I, personally, would expect an START TRANSACTION to burn an XID, they are serial, and they need to be allocated to have transaction ordering, like the thing which happens with the sequences. I assume the server can have some optimizations ( like delaying XID adquisition to the first appropiate statement, which I think depends on your isolation level ), but I would never expect it to not allocate it before an insert, it needs it to be sent to the table, in case it succeeds, and has to acquire it beforehand, in case someone needs to acquire another xid between the time it starts inserting and the time it succeeds or fail. Some internals expert may shed some light, but after reading your link it seems your problem is just you do too many transactions without a vacuum ( also reading your pointed threas it sees you do vacuum fulls, which seems unneeded ) and expecting postgres has some kind of magic to avoid burning the xids.

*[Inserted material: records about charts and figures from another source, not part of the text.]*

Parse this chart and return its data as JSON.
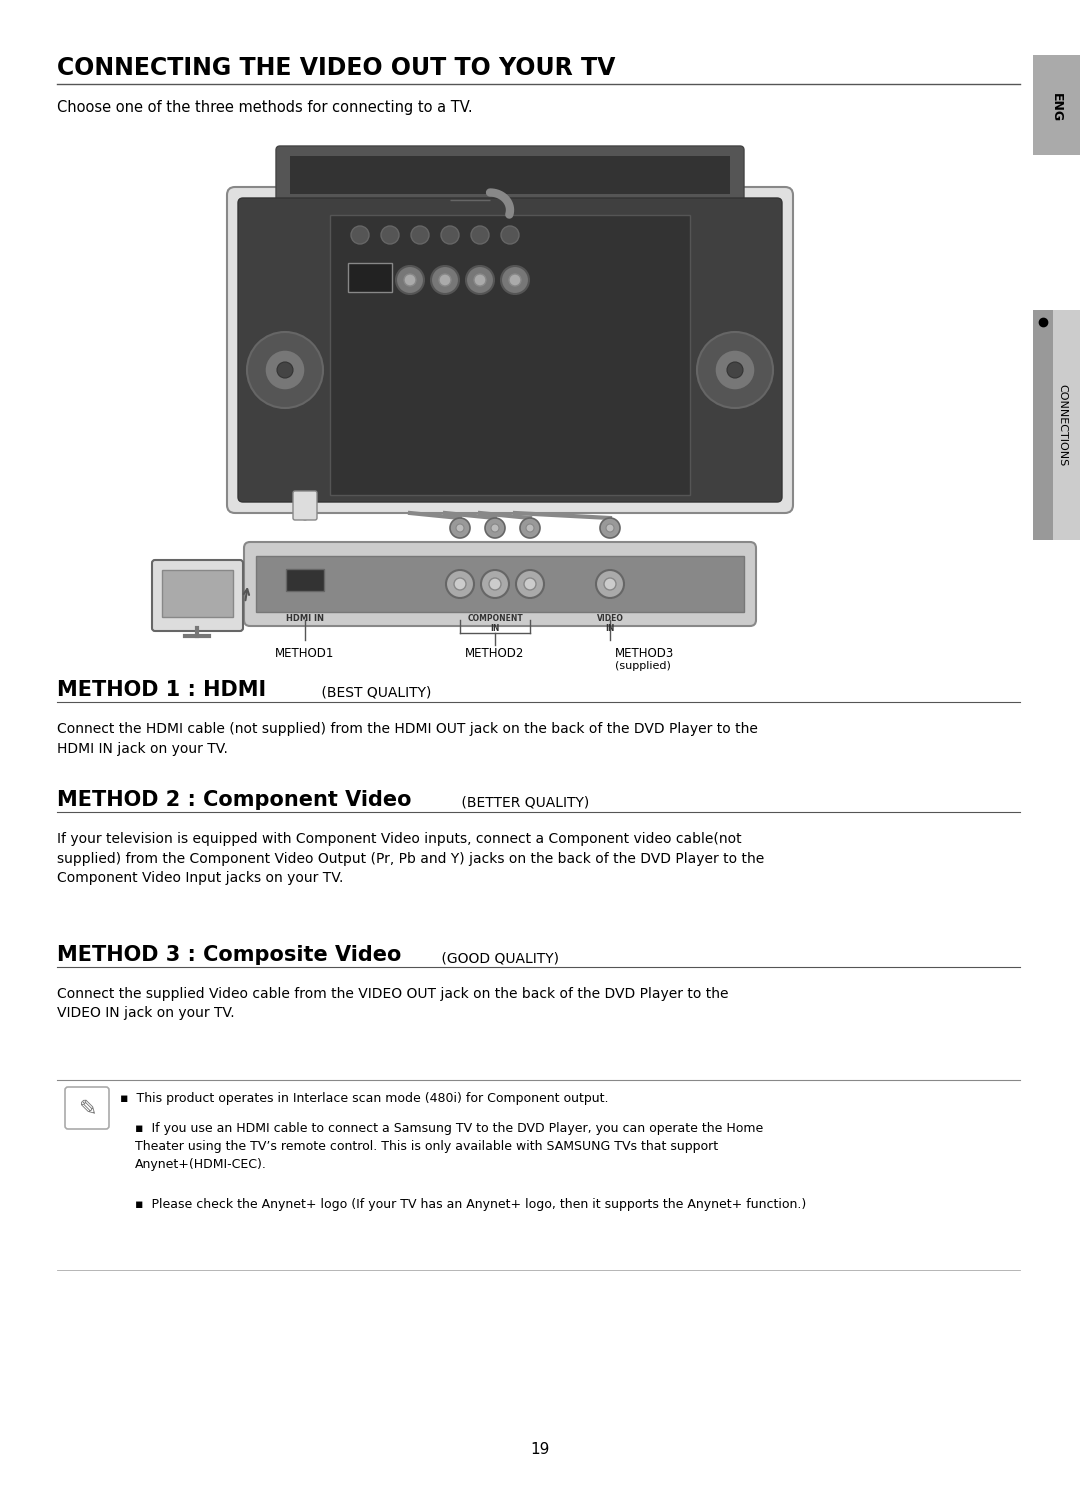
{
  "title": "CONNECTING THE VIDEO OUT TO YOUR TV",
  "subtitle": "Choose one of the three methods for connecting to a TV.",
  "sidebar_top_text": "ENG",
  "sidebar_bottom_text": "CONNECTIONS",
  "method1_bold": "METHOD 1 : HDMI",
  "method1_light": " (BEST QUALITY)",
  "method1_desc": "Connect the HDMI cable (not supplied) from the HDMI OUT jack on the back of the DVD Player to the\nHDMI IN jack on your TV.",
  "method2_bold": "METHOD 2 : Component Video",
  "method2_light": " (BETTER QUALITY)",
  "method2_desc": "If your television is equipped with Component Video inputs, connect a Component video cable(not\nsupplied) from the Component Video Output (Pr, Pb and Y) jacks on the back of the DVD Player to the\nComponent Video Input jacks on your TV.",
  "method3_bold": "METHOD 3 : Composite Video",
  "method3_light": " (GOOD QUALITY)",
  "method3_desc": "Connect the supplied Video cable from the VIDEO OUT jack on the back of the DVD Player to the\nVIDEO IN jack on your TV.",
  "note1": "This product operates in Interlace scan mode (480i) for Component output.",
  "note2": "If you use an HDMI cable to connect a Samsung TV to the DVD Player, you can operate the Home\nTheater using the TV’s remote control. This is only available with SAMSUNG TVs that support\nAnynet+(HDMI-CEC).",
  "note3": "Please check the Anynet+ logo (If your TV has an Anynet+ logo, then it supports the Anynet+ function.)",
  "method1_label": "METHOD1",
  "method2_label": "METHOD2",
  "method3_label": "METHOD3",
  "method3_sublabel": "(supplied)",
  "hdmi_in_label": "HDMI IN",
  "component_in_label": "COMPONENT\nIN",
  "video_in_label": "VIDEO\nIN",
  "bg_color": "#ffffff",
  "page_number": "19"
}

The issue is that the following uses 5 XIDs when I would only expect it to us 1:
It appears that the unique violation that is caught and ignored increments the XID even though I didn't expect that to happen. I agree that our software was burning XIDs needlessly and Postgres handled this situation as best as it could. It also sounds like Postgres 9.5 adds features to support this sort of use more efficiently, but the XID incrementing on the unique violation seems like it could/should be fixed, if it hasn't been already.